Create a CJvmEnvironment and call Start() on it which:
- Puts the JVM environment in a STARTING state.
- Puts up the splash screen.
- Creates a thread running the function BackgroundJvmThread() that starts up the JVM. The JVM environment is passed as an argument.
- Creates a thread running the function BackgroundWatchdogThread() which closes the splash screen if Excel gets stuck (revealing any hidden dialogs).
Return control to Excel. It is important that xlAutoOpen not run for too long, which is why we go to all this performance of creating background threads to start the JVM. Failure to start quickly will result in Excel black-listing the add-in and disabling it.
In the background, the JVM thread progresses concurrently with Excel’s main event thread:
- Creates a JVM wrapper object (Jvm.cpp in the excel project). This wrapper reads in classpath data from the .INI config file, creates a JVM template (which defines the characteristics required by the JVM) and creates the JVM object itself using an IJvmConnector instance. In this case that connector instance is created using ComJvmCreateLocalConnector, but will eventually use the standard COM CoCreateInstance() function to create a class object.
  - After some plumbing and unpacking of the template, the connector ends up in JNICreateJavaVMA() which prepares the JVM arguments and creates another thread (JNIMainThreadProc in JavaVM.cpp in the jni project) that actually starts the JVM with the appropriate JNI call and waits for execution jobs to be dispatched to it. The connector then waits for that thread to start up. Actually, that thread spawns a pool of threads running JNISlaveThread that can each take execution jobs and run them in the JVM.
- Once the JVM is up, we create a FunctionRegistry, passing it the JVM and call Scan()
  - Scan() creates an IScan instance by calling the factory method on the JVM. IScan defines the interface to a single method COM object CScan in the local project that queues an Executor (in this case CScanExecutor) for dispatch on the JVM.
  - This queue and JVM is implemented in the jni project - the majority of the code is in SlaveThread.cpp (the JNISlaveThread mentioned above).
  - So the slave thread pulls an executor to its internal queue. The Run method in the executor is called with the JNI environment as an argument, giving its implementation access to the JVM API. In this case we look up a large number of class handles, method IDs and invoke static factory methods to invoke registerFunctions() on the FunctionRegistry (on the Java side this time).
    - The Java FunctionRegistry will scan for @XLFunction and @XLFunctions annotations, build up some data structures and eventually call a NativeExcelFunctionEntryAccumulator, which creates an array of objects with all the function meta-data pre-prepared for fast and easy extraction via JNI.
  - We then call getEntries() using JNI to get an array of FunctionEntry objects.
  - We then convert this Java array element by element into a COM SAFEARRAY of a user-defined struct type called FUNCTIONINFO (defined in core.idl, we have to use its record ID, which get via the COM type library).
  - We then set this SAFEARRAY as the result member on the executor object.

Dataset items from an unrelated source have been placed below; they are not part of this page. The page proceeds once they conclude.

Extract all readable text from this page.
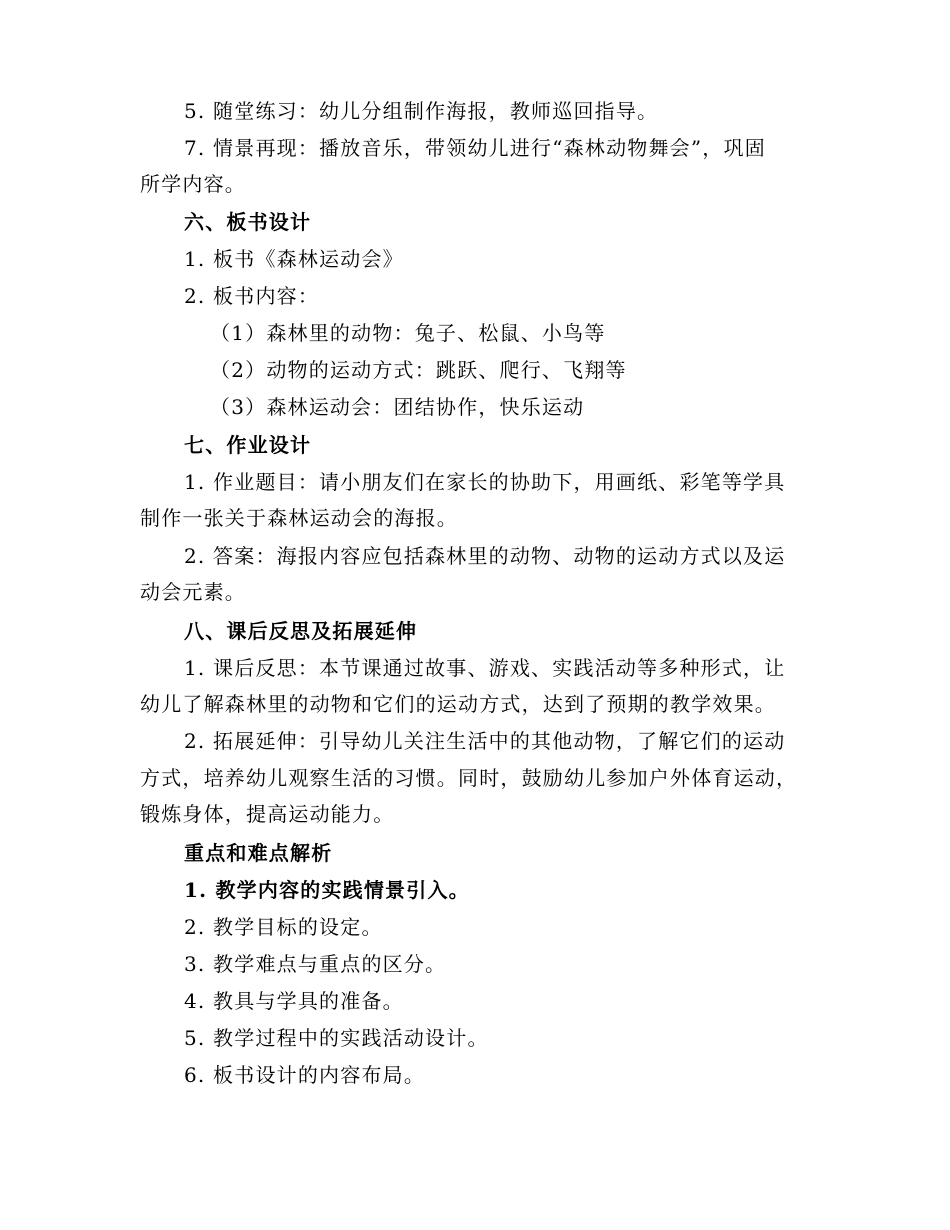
5. 随堂练习：幼儿分组制作海报，教师巡回指导。
7. 情景再现：播放音乐，带领幼儿进行“森林动物舞会”，巩固
所学内容。
六、板书设计
1. 板书《森林运动会》
2. 板书内容：
（1）森林里的动物：兔子、松鼠、小鸟等
（2）动物的运动方式：跳跃、爬行、飞翔等
（3）森林运动会：团结协作，快乐运动
七、作业设计
1. 作业题目：请小朋友们在家长的协助下，用画纸、彩笔等学具
制作一张关于森林运动会的海报。
2. 答案：海报内容应包括森林里的动物、动物的运动方式以及运
动会元素。
八、课后反思及拓展延伸
1. 课后反思：本节课通过故事、游戏、实践活动等多种形式，让
幼儿了解森林里的动物和它们的运动方式，达到了预期的教学效果。
2. 拓展延伸：引导幼儿关注生活中的其他动物，了解它们的运动
方式，培养幼儿观察生活的习惯。同时，鼓励幼儿参加户外体育运动，
锻炼身体，提高运动能力。
重点和难点解析
1. 教学内容的实践情景引入。
2. 教学目标的设定。
3. 教学难点与重点的区分。
4. 教具与学具的准备。
5. 教学过程中的实践活动设计。
6. 板书设计的内容布局。
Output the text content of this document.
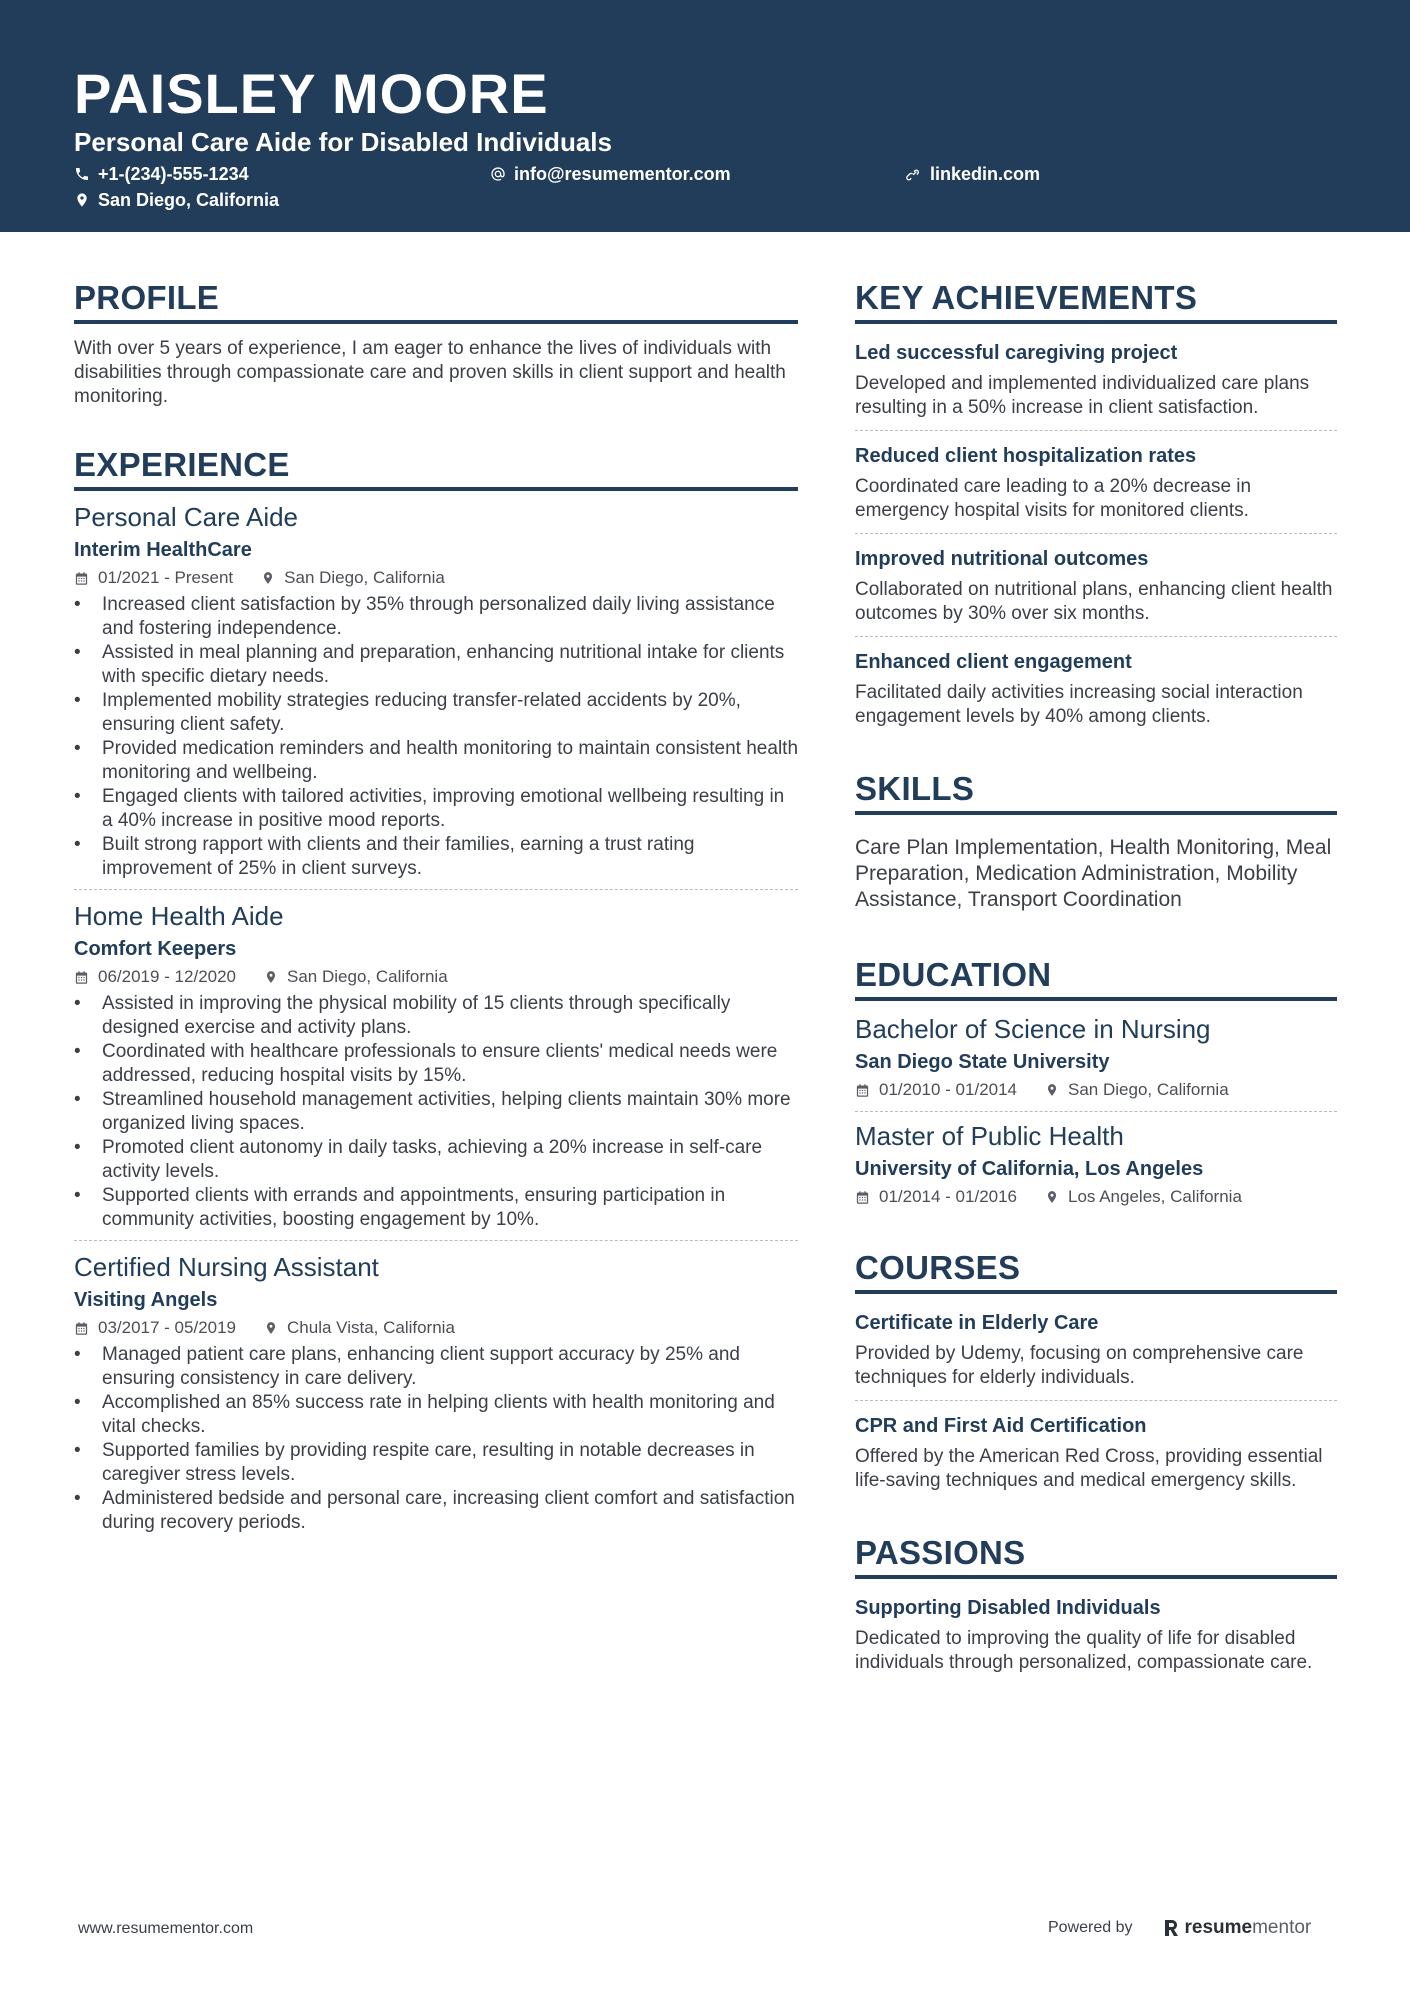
PAISLEY MOORE
Personal Care Aide for Disabled Individuals
+1-(234)-555-1234	info@resumementor.com	linkedin.com
San Diego, California
PROFILE
With over 5 years of experience, I am eager to enhance the lives of individuals with disabilities through compassionate care and proven skills in client support and health monitoring.
EXPERIENCE
Personal Care Aide
Interim HealthCare
01/2021 - Present	San Diego, California
• Increased client satisfaction by 35% through personalized daily living assistance and fostering independence.
• Assisted in meal planning and preparation, enhancing nutritional intake for clients with specific dietary needs.
• Implemented mobility strategies reducing transfer-related accidents by 20%, ensuring client safety.
• Provided medication reminders and health monitoring to maintain consistent health monitoring and wellbeing.
• Engaged clients with tailored activities, improving emotional wellbeing resulting in a 40% increase in positive mood reports.
• Built strong rapport with clients and their families, earning a trust rating improvement of 25% in client surveys.
Home Health Aide
Comfort Keepers
06/2019 - 12/2020	San Diego, California
• Assisted in improving the physical mobility of 15 clients through specifically designed exercise and activity plans.
• Coordinated with healthcare professionals to ensure clients' medical needs were addressed, reducing hospital visits by 15%.
• Streamlined household management activities, helping clients maintain 30% more organized living spaces.
• Promoted client autonomy in daily tasks, achieving a 20% increase in self-care activity levels.
• Supported clients with errands and appointments, ensuring participation in community activities, boosting engagement by 10%.
Certified Nursing Assistant
Visiting Angels
03/2017 - 05/2019	Chula Vista, California
• Managed patient care plans, enhancing client support accuracy by 25% and ensuring consistency in care delivery.
• Accomplished an 85% success rate in helping clients with health monitoring and vital checks.
• Supported families by providing respite care, resulting in notable decreases in caregiver stress levels.
• Administered bedside and personal care, increasing client comfort and satisfaction during recovery periods.
KEY ACHIEVEMENTS
Led successful caregiving project
Developed and implemented individualized care plans resulting in a 50% increase in client satisfaction.
Reduced client hospitalization rates
Coordinated care leading to a 20% decrease in emergency hospital visits for monitored clients.
Improved nutritional outcomes
Collaborated on nutritional plans, enhancing client health outcomes by 30% over six months.
Enhanced client engagement
Facilitated daily activities increasing social interaction engagement levels by 40% among clients.
SKILLS
Care Plan Implementation, Health Monitoring, Meal Preparation, Medication Administration, Mobility Assistance, Transport Coordination
EDUCATION
Bachelor of Science in Nursing
San Diego State University
01/2010 - 01/2014	San Diego, California
Master of Public Health
University of California, Los Angeles
01/2014 - 01/2016	Los Angeles, California
COURSES
Certificate in Elderly Care
Provided by Udemy, focusing on comprehensive care techniques for elderly individuals.
CPR and First Aid Certification
Offered by the American Red Cross, providing essential life-saving techniques and medical emergency skills.
PASSIONS
Supporting Disabled Individuals
Dedicated to improving the quality of life for disabled individuals through personalized, compassionate care.
www.resumementor.com	Powered by	resume mentor
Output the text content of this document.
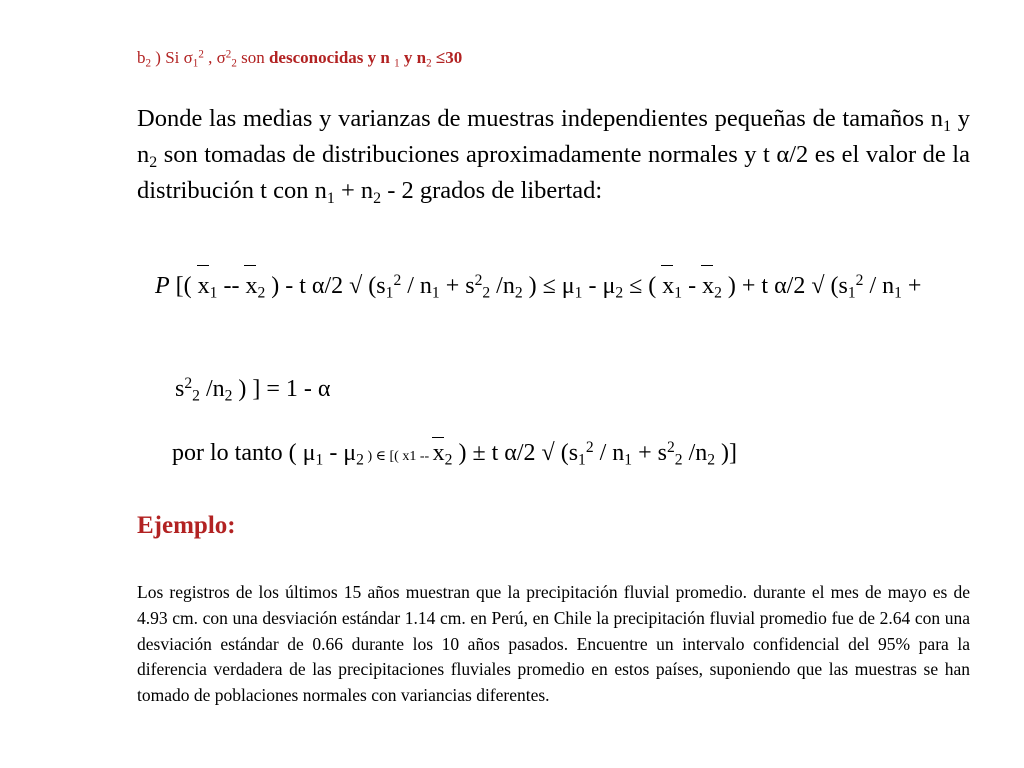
$b_2$ ) Si $\sigma_1^2$ , $\sigma^2_2$ son desconocidas y n $_1$ y $n_2 \le 30$

Donde las medias y varianzas de muestras independientes pequeñas de tamaños $n_1$ y $n_2$ son tomadas de distribuciones aproximadamente normales y t α/2 es el valor de la distribución t con $n_1 + n_2 - 2$ grados de libertad:

P [( $x_1 -- x_2$ ) - t α/2 √ ($s_1^2 / n_1 + s^2_2$ $/n_2$ ) ≤ $\mu_1 - \mu_2$ ≤ ( $x_1 - x_2$ ) + t α/2 √ ($s_1^2 / n_1$ +

$s^2_2$ $/n_2$ ) ] = 1 - α
por lo tanto ( $\mu_1 - \mu_2$ ) ∈ [( $x1 -- x_2$ ) ± t α/2 √ ($s_1^2 / n_1 + s^2_2$ $/n_2$ )]
Ejemplo:

Los registros de los últimos 15 años muestran que la precipitación fluvial promedio. durante el mes de mayo es de 4.93 cm. con una desviación estándar 1.14 cm. en Perú, en Chile la precipitación fluvial promedio fue de 2.64 con una desviación estándar de 0.66 durante los 10 años pasados. Encuentre un intervalo confidencial del 95% para la diferencia verdadera de las precipitaciones fluviales promedio en estos países, suponiendo que las muestras se han tomado de poblaciones normales con variancias diferentes.
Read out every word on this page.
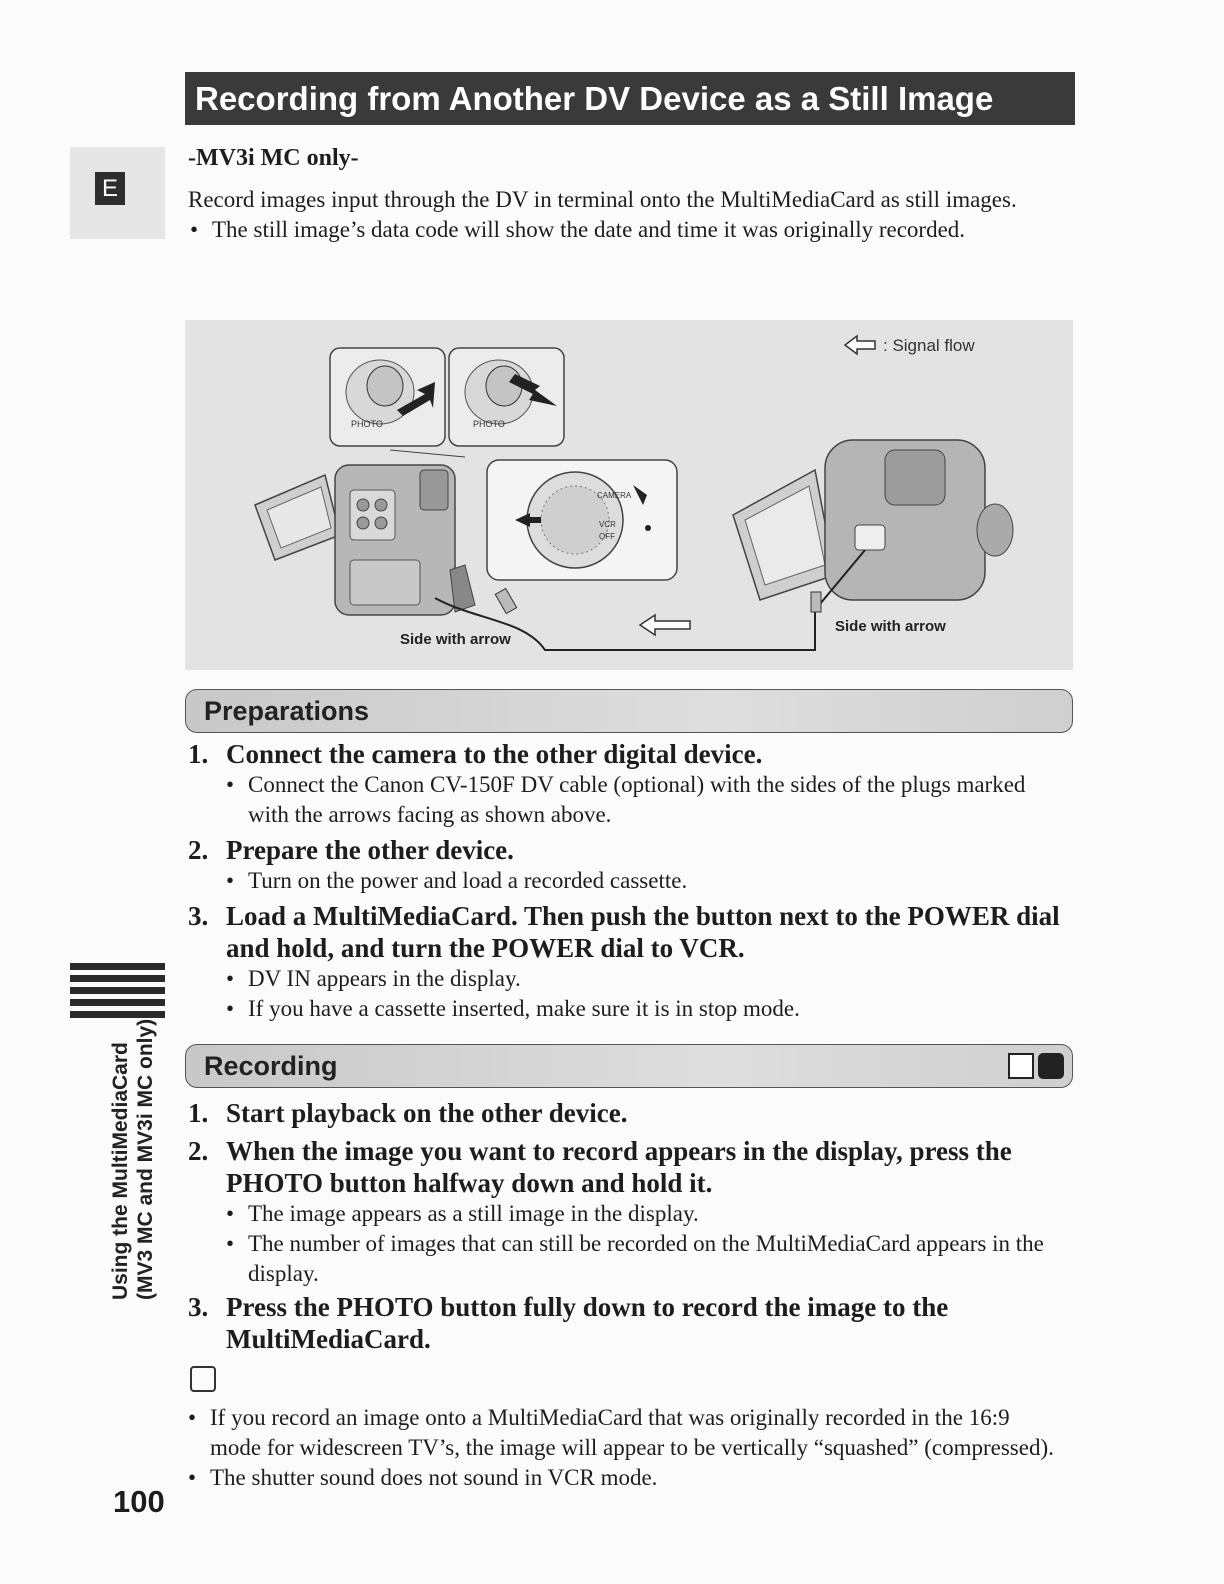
Recording from Another DV Device as a Still Image
E
-MV3i MC only-
Record images input through the DV in terminal onto the MultiMediaCard as still images.
• The still image’s data code will show the date and time it was originally recorded.
: Signal flow
PHOTO	PHOTO
CAMERA
VCR
OFF
Side with arrow
Side with arrow
Preparations
1. Connect the camera to the other digital device.
• Connect the Canon CV-150F DV cable (optional) with the sides of the plugs marked with the arrows facing as shown above.
2. Prepare the other device.
• Turn on the power and load a recorded cassette.
3. Load a MultiMediaCard. Then push the button next to the POWER dial and hold, and turn the POWER dial to VCR.
• DV IN appears in the display.
• If you have a cassette inserted, make sure it is in stop mode.
Recording
1. Start playback on the other device.
2. When the image you want to record appears in the display, press the PHOTO button halfway down and hold it.
• The image appears as a still image in the display.
• The number of images that can still be recorded on the MultiMediaCard appears in the display.
3. Press the PHOTO button fully down to record the image to the MultiMediaCard.
• If you record an image onto a MultiMediaCard that was originally recorded in the 16:9 mode for widescreen TV’s, the image will appear to be vertically “squashed” (compressed).
• The shutter sound does not sound in VCR mode.
Using the MultiMediaCard (MV3 MC and MV3i MC only)
100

The executor and slave thread then wake up the caller, who is waiting on a semaphore.
  - The Scan() method can now read the executor’s result member and return it to the caller, with the SAFEARRAY possibly being marshalled via a network or non-local COM sub-system.
  - The caller, the FunctionRegistry (native-side class), just copies the array and keeps it ready to be interrogated. It will be consumed by Excel in chunks as we will see later.
- Now in a very similar way as for function registration, a garbage collector COM interface instance is created, this time by calling the CreateCollect() method on the JVM object. In this case we pass this into a GarbageCollector instance for invocation at a future moment, but when it is invoked, it is a similar mechanism of using a CCollect object and associated CCollectExecutor to run on the JVM thread pool.
- We then create an asynchronous call handler and save it in a local member for when we need to call back Excel to notify it of a completed auto-asynchronous function call.
After 100ms, Excel will invoke the command RegisterSomeFunctions. The stub for this is in Excel.cpp, but calls into JvmEnvironment::_RegisterSomeFunctions(). This polls the FunctionRegistry (native) to ask if the scan is complete, which is determined by whether or not there is a SAFEARRAY been set on the member by the Scan() COM method. If not, we schedule another call to this command in a short time. Eventually, the registration will have completed, at which point we can tell the FunctionRegistry to register some functions.
- The RegisterFunctions method will run for a maximum time of (currently) 100ms before returning. If there are more functions to register it will schedule another call from Excel after a brief delay. This allows Excel to continue event processing without being blocked and allows us to register functions over a longer period than normal.
- The RegisterFunctions method works by maintaining internal state and keep track of execution time by checking the Windows performance counter (QueryPerformanceCounter). Once it gets a function to register, it simply unpacks the struct and makes a call to the native XLL Excel12() function with the command xlfRegister, which is used to register new user-defined functions.
Once all functions have been registered, rather than scheduling more calls to RegisterSomeFunctions, a call to GarbageCollect is scheduled to periodically perform some incremental garbage collection.

Now all the functions have been registered, Excel will allow the user to call them. So how does that work?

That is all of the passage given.